Podawanie widełków dochodowych popieram, ustalanie kwoty z góry nie. Pracownicy to nie jajka w hurcie, nie można ich kasować na sztuki. Każdy będzie miał inne kwalifikacje i umiejętności, więc albo będziesz tworzyć osobne stanowisko pod każdego, albo ludzie na tych samych stanowiskach będą rozróżniani stażem. U programistów często rozróżnia się juniora, mediora i seniora, a w praktyce jest to płynna skala i na każdym z tych poziomów firmy mają swoje widełki. Maksymalna stawka mediora może przekroczyć minimalną seniora jeśli chociażby różnią się umiejętnościami. Jeden lepiej sobie radzi z prowadzeniem projektu, a drugi jest geniuszem jeśli chodzi o analizę systemów. Taki geniusz jest dużo warty, ale nie spełnia wymogów seniora - senior musi umieć organizować pracę sobie i innym. To jednak nie znaczy, że nie zasłużył na dobrą pensję. Nadrabia wydajnością i umiejętnościami. Rozumiem, że na kasę do biedronki to jeden pies, różnica najwyżej w tym jak szybko będziesz kasować. Ewentualnie jak sobie radzisz z wykładaniem palet na regały. Widełki duże nie będą. Przy większościach zawodów jednak można rozróżnić osoby o różnych umiejętnościach i zwyczajnie nie da się ustalić stawki z góry. Tak czy srak powinni podawać chociaż widełki. Pozdrawiam tu Dolby Digital, które zaproponowało mi połowę mojej stawki gdy zmieniałem pracę (i jakoś 1/8 mojej obecnej stawki). Tak to jest jak doświadczenie liczy się w latach, a nie umiejętnościach.

Odpowiedz
avatar Borsuk231
1 1

@ZONTAR Widełki też mają plus ujemny. "No, u nas programiści zarabiają od 3 do 15 tysięcy. Ty dostaniesz 3". No ja bym się obraził :P

Odpowiedz
avatar ZONTAR
-2 2

@Borsuk231: Wtedy powinieneś zastanowić się skąd tak niska stawka, a nie obrażać się za to, że ktoś oszacował Twoją wartość tak nisko. Wyżej wspomniane Dolby nie podawało widełków stawek w ofercie, ale jeszcze przed wybraniem się na pełną rozmowę zapytałem ich o kryteria rekrutacji i widełki. Powód był prosty, jak oferują niskie stawki, to nawet nie zamierzam iść na rozmowę. W efekcie dostałem odpowiedź, że pensje są ściśnie związane z udokumentowanym stażem pracy i to jest główny wyznacznik.
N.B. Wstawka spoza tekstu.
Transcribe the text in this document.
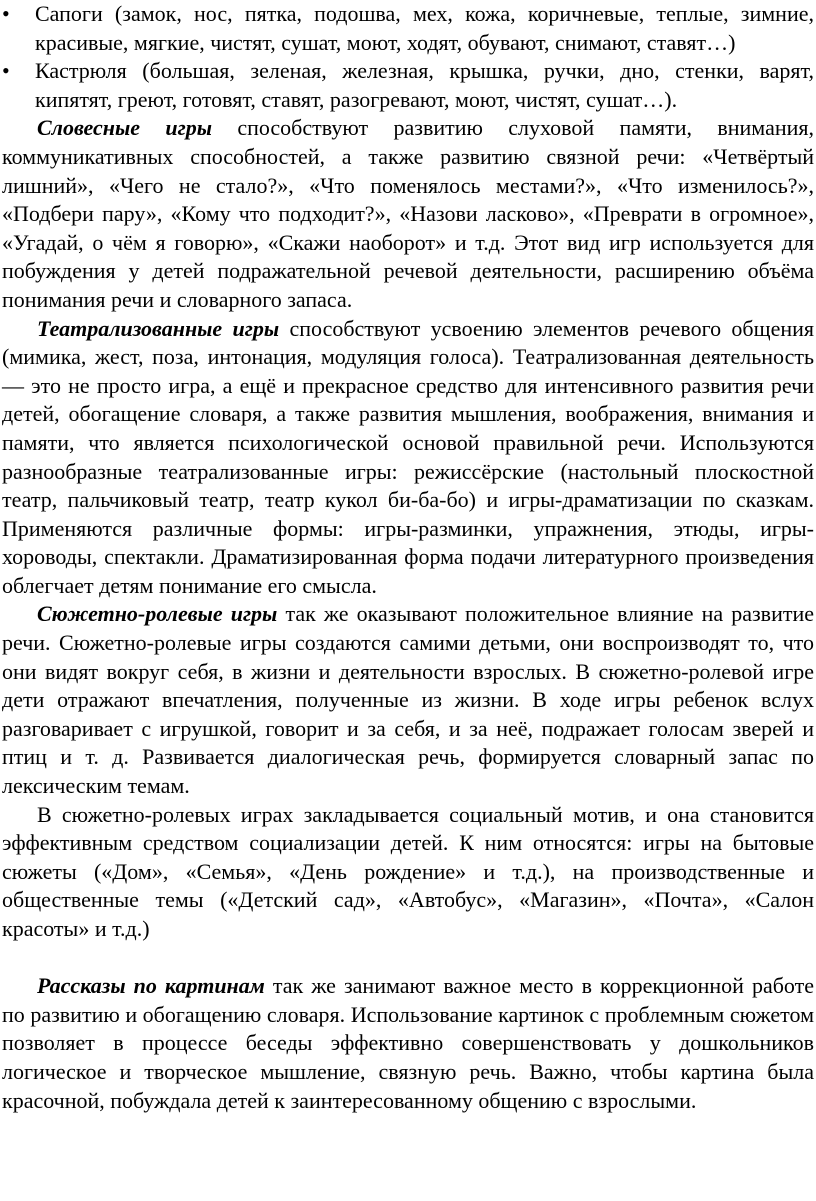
• Сапоги (замок, нос, пятка, подошва, мех, кожа, коричневые, теплые, зимние, красивые, мягкие, чистят, сушат, моют, ходят, обувают, снимают, ставят…)
• Кастрюля (большая, зеленая, железная, крышка, ручки, дно, стенки, варят, кипятят, греют, готовят, ставят, разогревают, моют, чистят, сушат…).

Словесные игры способствуют развитию слуховой памяти, внимания, коммуникативных способностей, а также развитию связной речи: «Четвёртый лишний», «Чего не стало?», «Что поменялось местами?», «Что изменилось?», «Подбери пару», «Кому что подходит?», «Назови ласково», «Преврати в огромное», «Угадай, о чём я говорю», «Скажи наоборот» и т.д. Этот вид игр используется для побуждения у детей подражательной речевой деятельности, расширению объёма понимания речи и словарного запаса.

Театрализованные игры способствуют усвоению элементов речевого общения (мимика, жест, поза, интонация, модуляция голоса). Театрализованная деятельность — это не просто игра, а ещё и прекрасное средство для интенсивного развития речи детей, обогащение словаря, а также развития мышления, воображения, внимания и памяти, что является психологической основой правильной речи. Используются разнообразные театрализованные игры: режиссёрские (настольный плоскостной театр, пальчиковый театр, театр кукол би-ба-бо) и игры-драматизации по сказкам. Применяются различные формы: игры-разминки, упражнения, этюды, игры-хороводы, спектакли. Драматизированная форма подачи литературного произведения облегчает детям понимание его смысла.

Сюжетно-ролевые игры так же оказывают положительное влияние на развитие речи. Сюжетно-ролевые игры создаются самими детьми, они воспроизводят то, что они видят вокруг себя, в жизни и деятельности взрослых. В сюжетно-ролевой игре дети отражают впечатления, полученные из жизни. В ходе игры ребенок вслух разговаривает с игрушкой, говорит и за себя, и за неё, подражает голосам зверей и птиц и т. д. Развивается диалогическая речь, формируется словарный запас по лексическим темам.

В сюжетно-ролевых играх закладывается социальный мотив, и она становится эффективным средством социализации детей. К ним относятся: игры на бытовые сюжеты («Дом», «Семья», «День рождение» и т.д.), на производственные и общественные темы («Детский сад», «Автобус», «Магазин», «Почта», «Салон красоты» и т.д.)

Рассказы по картинам так же занимают важное место в коррекционной работе по развитию и обогащению словаря. Использование картинок с проблемным сюжетом позволяет в процессе беседы эффективно совершенствовать у дошкольников логическое и творческое мышление, связную речь. Важно, чтобы картина была красочной, побуждала детей к заинтересованному общению с взрослыми.
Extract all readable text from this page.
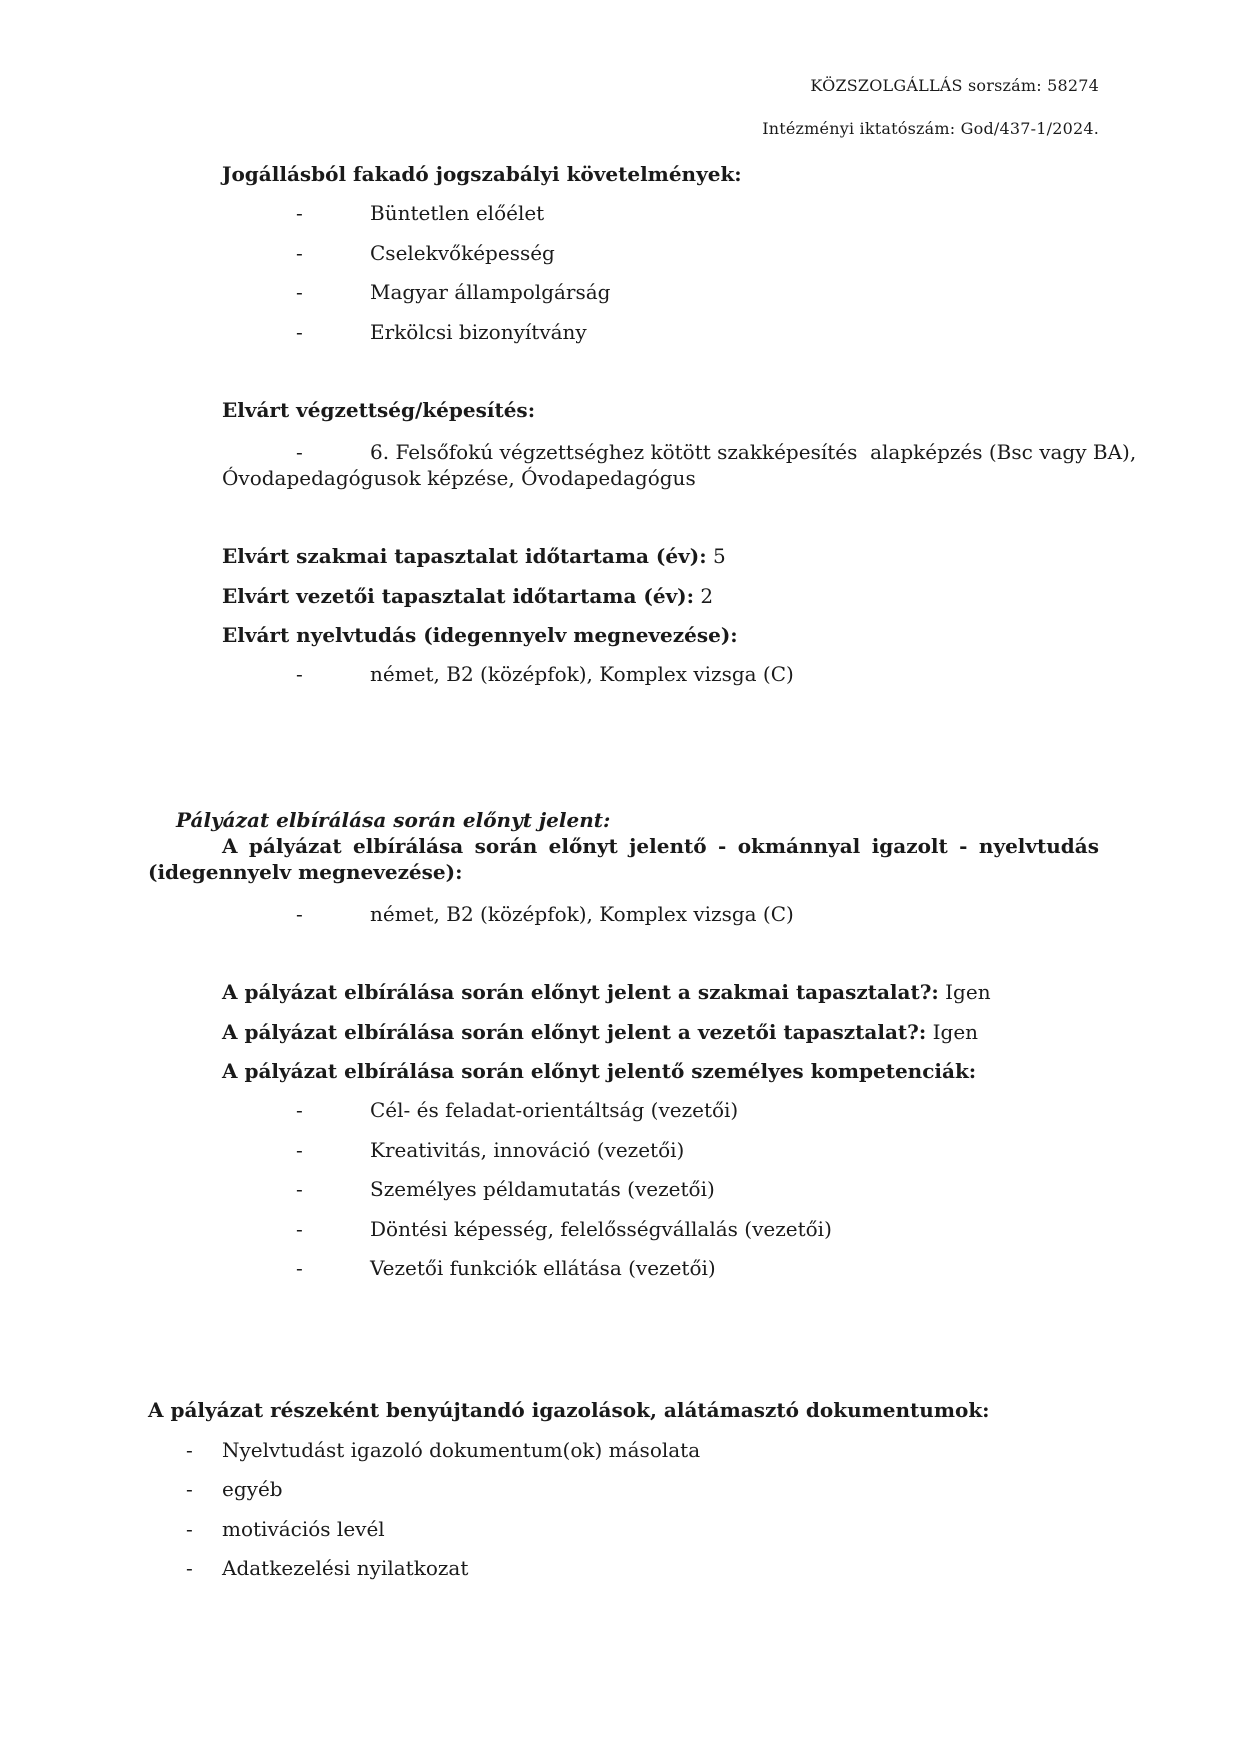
KÖZSZOLGÁLLÁS sorszám: 58274
Intézményi iktatószám: God/437-1/2024.
Jogállásból fakadó jogszabályi követelmények:
-	Büntetlen előélet
-	Cselekvőképesség
-	Magyar állampolgárság
-	Erkölcsi bizonyítvány
Elvárt végzettség/képesítés:
-	6. Felsőfokú végzettséghez kötött szakképesítés  alapképzés (Bsc vagy BA),
Óvodapedagógusok képzése, Óvodapedagógus
Elvárt szakmai tapasztalat időtartama (év): 5
Elvárt vezetői tapasztalat időtartama (év): 2
Elvárt nyelvtudás (idegennyelv megnevezése):
-	német, B2 (középfok), Komplex vizsga (C)
Pályázat elbírálása során előnyt jelent:
A pályázat elbírálása során előnyt jelentő - okmánnyal igazolt - nyelvtudás
(idegennyelv megnevezése):
-	német, B2 (középfok), Komplex vizsga (C)
A pályázat elbírálása során előnyt jelent a szakmai tapasztalat?: Igen
A pályázat elbírálása során előnyt jelent a vezetői tapasztalat?: Igen
A pályázat elbírálása során előnyt jelentő személyes kompetenciák:
-	Cél- és feladat-orientáltság (vezetői)
-	Kreativitás, innováció (vezetői)
-	Személyes példamutatás (vezetői)
-	Döntési képesség, felelősségvállalás (vezetői)
-	Vezetői funkciók ellátása (vezetői)
A pályázat részeként benyújtandó igazolások, alátámasztó dokumentumok:
- Nyelvtudást igazoló dokumentum(ok) másolata
- egyéb
- motivációs levél
- Adatkezelési nyilatkozat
Wtedy miałem bodajże 4 lata doświadczenia w branży, więc w porównaniu do ludzi z 20-30 letnim stażem proponowali mi śmiesznie niską stawkę. Niższą niż durnowata Nokia, w której też miałem śmiesznie niską stawkę. Z drugiej strony dostałem dwukrotną przebitkę w pensji idąc do innej firmy, która bardziej ceni sobie zaangażowanie i umiejętności od sztucznych wskaźników jak tytuł czy lata pracy w branży.

Odpowiedz
avatar zerco
-3 5

Jakby ludzie nie byli tacy pazerni (zarówno szefowie jak i pracownicy) to takich problemów byśmy nie mieli. W mojej firmie płacą ci za to, że idziesz na urlop. I jeszcze ci każą iść na urlop! Paranoja jakaś. Nie dość, że nie ma cie pół miesiąca to jeszcze dostajesz pełne wynagrodzenie jakbyś był, i jeszcze dodatkowo dorzucają ci jakiś ekwiwalent za urlop czy jak to się nazywa. Zawsze tak źle się czuję gdy idę na urlop. Jakbym okradał firmę. Kiedyś pracownicy założyli związek zawodowy i takie coś wywalczyli. Paranoja jakaś. Na wszelki wypadek nie wydaję tego gdyby po kilku latach okazało się, że jednak trzeba oddać.